Photoshop,Paint shop pro are the other alternatives.


----------



## slugger (Aug 28, 2007)

u can also resize it according to passport size using *IrfanView*

in d *Resize/Resample image* window (Ctrl+R) enter d width and height of the resized image

u can also choose 2 mantain aspect ratio


----------



## gsmsikar (Aug 28, 2007)

those method are not easy as they do need exact calculations everytime and i also donno how to use those softawres ..
but i need a specific software only for making passport size photoes..


----------



## slugger (Aug 28, 2007)

*IrfanView* is d easiest to use

just measure d dimensions of 1 passport size photo and den enter it in d value in  *Resize/Resample image* window (Ctrl+R) and u will have a passport size pic ready 2 b printed

actually 2 get d best result u must custom-crop it 2 get an image that matches d aspect ratio of d passport id
den u shud go 4 resizing, else u will get a streached/shrunk image

best of all it is a *FREEWARE*


----------



## gsmsikar (Aug 28, 2007)

yeah the problem for me that only , i can resize the image but what i need is i want to select only area in a big image which i want as passport size photo ///
for that only a custome size tool can be useful ..
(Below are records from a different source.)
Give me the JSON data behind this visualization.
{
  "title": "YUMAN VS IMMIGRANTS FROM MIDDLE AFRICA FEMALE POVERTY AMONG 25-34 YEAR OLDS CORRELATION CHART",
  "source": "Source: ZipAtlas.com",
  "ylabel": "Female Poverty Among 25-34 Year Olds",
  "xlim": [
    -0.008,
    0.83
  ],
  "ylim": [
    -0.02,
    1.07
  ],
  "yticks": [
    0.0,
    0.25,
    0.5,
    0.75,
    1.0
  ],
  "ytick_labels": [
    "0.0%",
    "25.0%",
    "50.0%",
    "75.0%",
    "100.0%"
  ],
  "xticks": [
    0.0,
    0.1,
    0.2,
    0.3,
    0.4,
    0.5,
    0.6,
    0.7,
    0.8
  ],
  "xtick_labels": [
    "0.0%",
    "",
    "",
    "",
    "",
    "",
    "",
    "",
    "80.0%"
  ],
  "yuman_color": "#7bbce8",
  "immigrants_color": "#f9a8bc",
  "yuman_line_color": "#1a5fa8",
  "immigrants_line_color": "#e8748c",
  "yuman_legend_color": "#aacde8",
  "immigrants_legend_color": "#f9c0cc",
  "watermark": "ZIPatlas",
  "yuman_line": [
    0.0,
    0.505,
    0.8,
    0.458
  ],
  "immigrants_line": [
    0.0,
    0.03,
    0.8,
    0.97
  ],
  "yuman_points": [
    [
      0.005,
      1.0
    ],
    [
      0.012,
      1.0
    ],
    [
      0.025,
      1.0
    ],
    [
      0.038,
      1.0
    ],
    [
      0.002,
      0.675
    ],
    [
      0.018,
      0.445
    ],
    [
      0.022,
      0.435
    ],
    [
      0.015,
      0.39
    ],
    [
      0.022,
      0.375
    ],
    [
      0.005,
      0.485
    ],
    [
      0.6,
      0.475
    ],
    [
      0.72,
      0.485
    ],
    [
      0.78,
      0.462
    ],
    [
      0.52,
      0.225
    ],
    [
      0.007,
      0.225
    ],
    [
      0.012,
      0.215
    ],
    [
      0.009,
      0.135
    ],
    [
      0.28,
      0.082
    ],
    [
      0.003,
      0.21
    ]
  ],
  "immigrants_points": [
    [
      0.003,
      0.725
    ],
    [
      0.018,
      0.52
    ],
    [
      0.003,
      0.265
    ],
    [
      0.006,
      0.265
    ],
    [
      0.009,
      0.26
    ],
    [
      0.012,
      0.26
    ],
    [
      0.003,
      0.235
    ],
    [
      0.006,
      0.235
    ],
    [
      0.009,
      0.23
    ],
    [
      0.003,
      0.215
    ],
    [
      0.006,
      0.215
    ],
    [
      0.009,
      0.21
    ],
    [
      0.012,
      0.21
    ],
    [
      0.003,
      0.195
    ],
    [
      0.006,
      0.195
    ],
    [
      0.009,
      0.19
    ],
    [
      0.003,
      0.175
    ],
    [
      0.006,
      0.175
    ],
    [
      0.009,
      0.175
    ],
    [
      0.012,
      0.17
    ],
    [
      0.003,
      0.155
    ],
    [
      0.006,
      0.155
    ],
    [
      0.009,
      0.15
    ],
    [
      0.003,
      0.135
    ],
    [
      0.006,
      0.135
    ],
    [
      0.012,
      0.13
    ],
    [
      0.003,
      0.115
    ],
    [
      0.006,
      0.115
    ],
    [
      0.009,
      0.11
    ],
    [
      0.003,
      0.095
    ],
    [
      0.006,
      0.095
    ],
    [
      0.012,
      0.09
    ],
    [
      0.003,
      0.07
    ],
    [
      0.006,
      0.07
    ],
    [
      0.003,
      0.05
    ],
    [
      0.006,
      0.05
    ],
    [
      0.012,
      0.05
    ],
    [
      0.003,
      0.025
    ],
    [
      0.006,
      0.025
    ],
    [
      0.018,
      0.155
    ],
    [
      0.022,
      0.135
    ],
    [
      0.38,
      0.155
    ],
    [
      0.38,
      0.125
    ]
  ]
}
*www.onthegosoft.com/passport_photo.htm

i know this software but it is not freeware , so 
i am helpless.

i also got this link

*www.thinkdigit.com/forum/showthread.php?t=12896

any help..?

what to do ..?

sir just check that software then u will know what i need ..

thanks for helping me ..


----------



## gsmsikar (Aug 30, 2007)

try this link ..

*www.epassportphoto.com/

if anyone have more then please post it here...

thanks


----------



## gaurav_indian (Aug 30, 2007)

I know you are asking for crop tool.That can crop the area you want.


----------



## VexByte (Aug 30, 2007)

*Search before posting !*

*thinkdigit.com/forum/showthread.php?t=12896&page=2


----------



## slugger (Aug 30, 2007)

VexByte said:
			
		

> *Search before posting !*
> 
> *thinkdigit.com/forum/showthread.php?t=12896&page=2



  i think *u* shud read posts *carefully* b4 postin

bcos if u had den u wud no dat d original poster is aware of this post dat u have mentioned


----------